Located on the lower Jock River near Prince of Wales Drive, the Hearts Desire weir was built in 1975. The goal at the time was to provide higher summer flows, improve habitat for fish, ensure water for livestock and provide community ponds for fire protection and beautification. Since that time, conventional thinking regarding the environmental benefits of weirs has changed; and moreover, the weir has been identified as a safety concern to both staff who oversee its annual maintenance and to those who canoe and kayak in the river.
The weir will be replaced with a rocky ramp. This innovative dam replacement option will help maintain upstream water levels that are important to the community and achieve several environmental improvements. The rocky ramp will help restore natural flow features and reduce erosion, allow for fish passage all year long, improve water quality and increase shoreline vegetation and habitat.
This rocky ramp is the first of its kind in Ottawa, but not the first in eastern Ontario. The Town of Perth is using a rocky ramp design to replace two dams in the middle of their community. One dam replacement was completed last fall and the second replacement is currently underway.
“These rocky ramps allow for economical solutions when dealing with aging infrastructure,” says Terry Davidson, RVCA Director and Project Manager. “Replacing existing structures or bringing them to current safety standards makes them difficult to finance. Rocky ramps are a cost-effective solution that also benefits the environment by returning the river to a more natural state with riffles and pools.
The Hearts Desire project is made possible thanks to funding from the City of Ottawa, Fisheries and Oceans Canada, Muskies Canada and the Rideau Valley Conservation Authority.
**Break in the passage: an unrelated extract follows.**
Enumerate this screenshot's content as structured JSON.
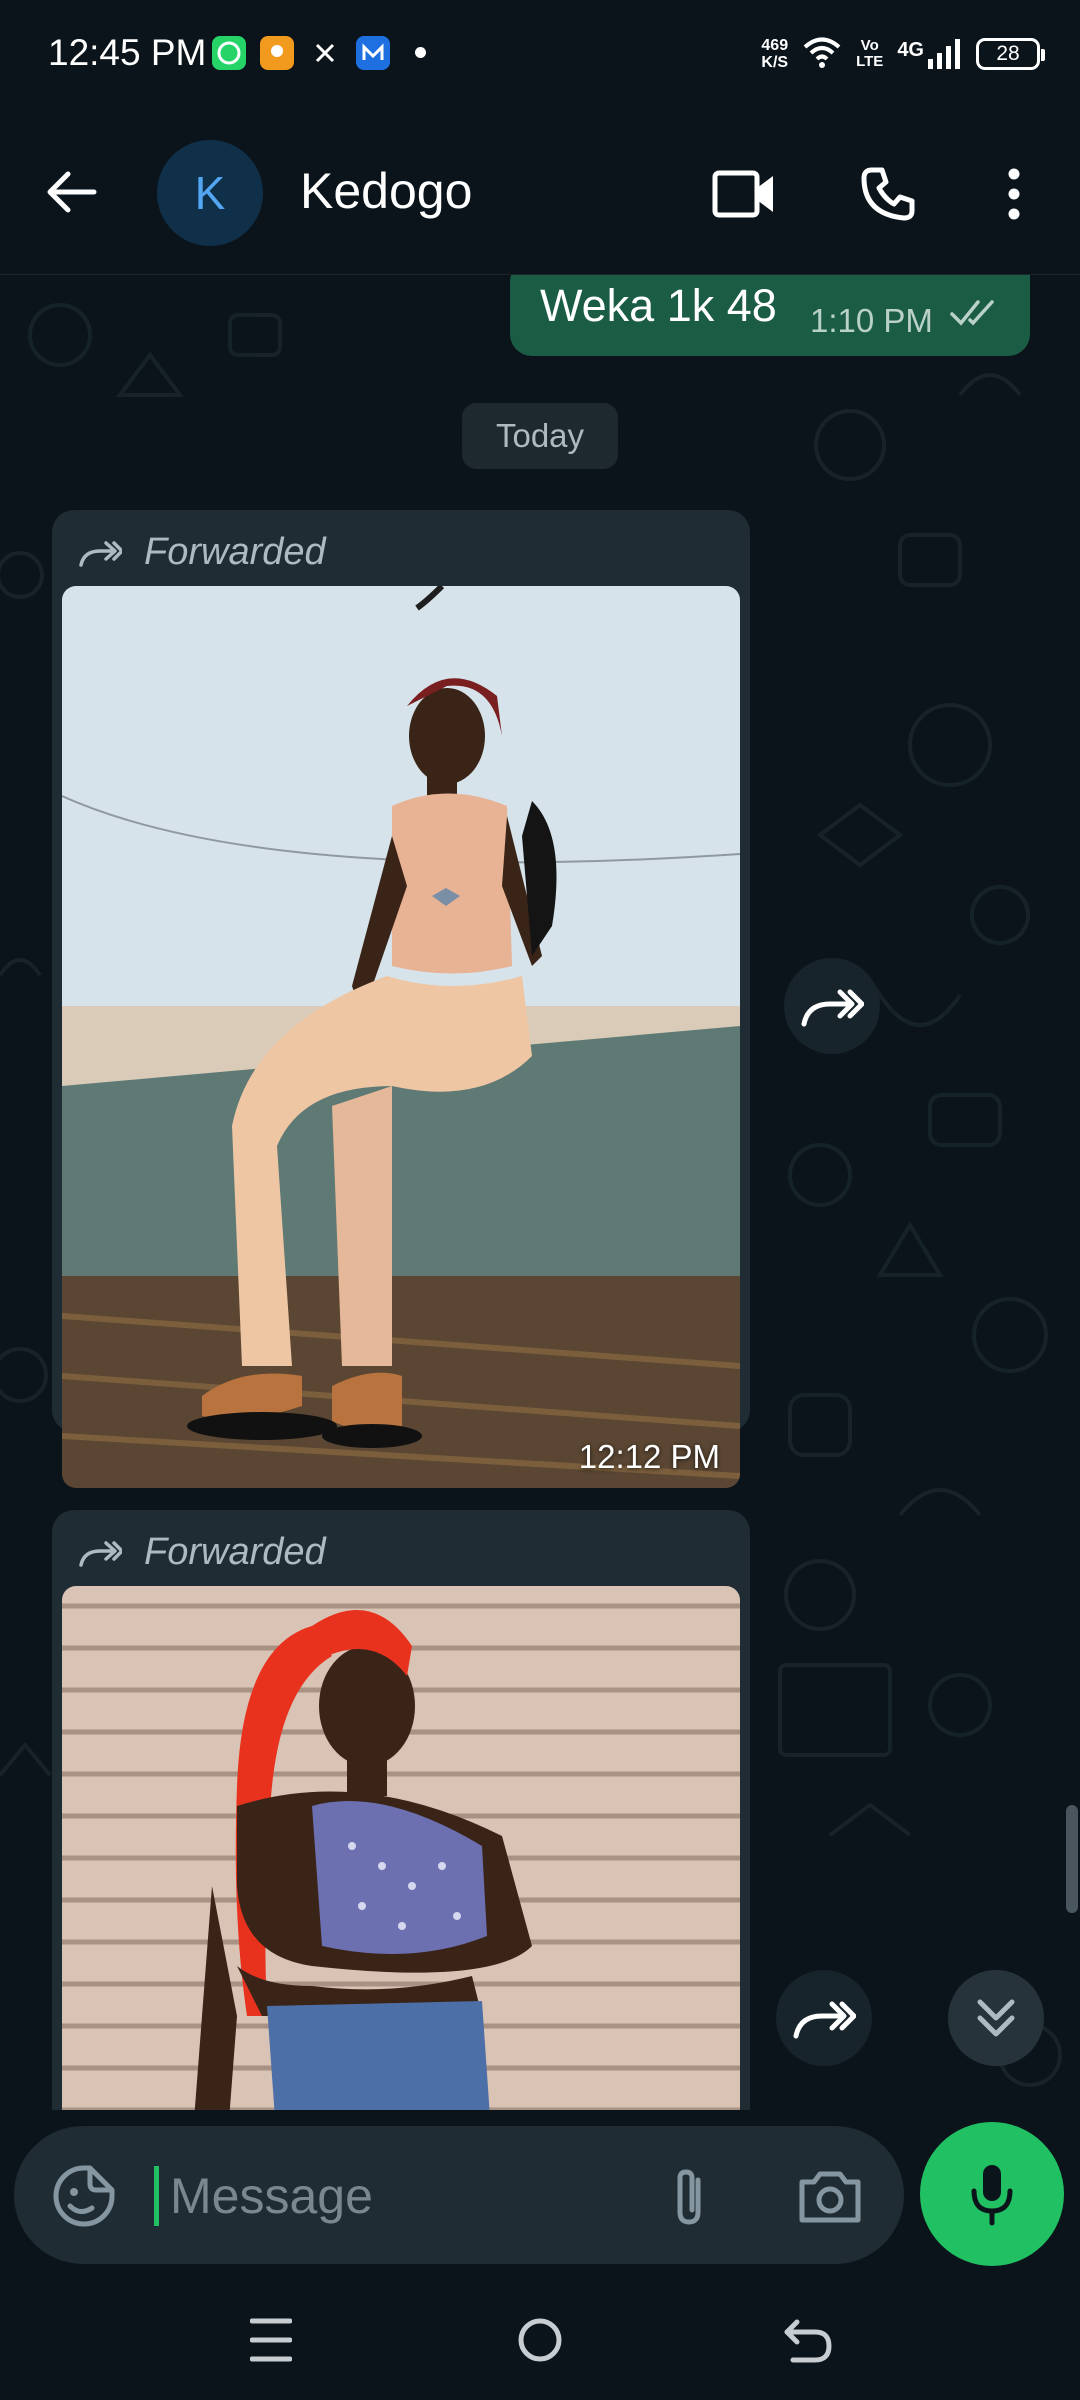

During the construction phase (over two to three weeks) there will be no access to the park adjacent to the weir. Safety fencing will be erected. Drawdown of water levels started on October 10 as per normal fall operating procedures of the existing weir. This drawdown is also timely as it helps in preparation of upcoming work.
Thank you to local landowners for their cooperation and involvement in this project and to representatives from the Hearts Desire Community Association and the Stonebridge Community Association for worked successfully to bring everyone together to move this project forward.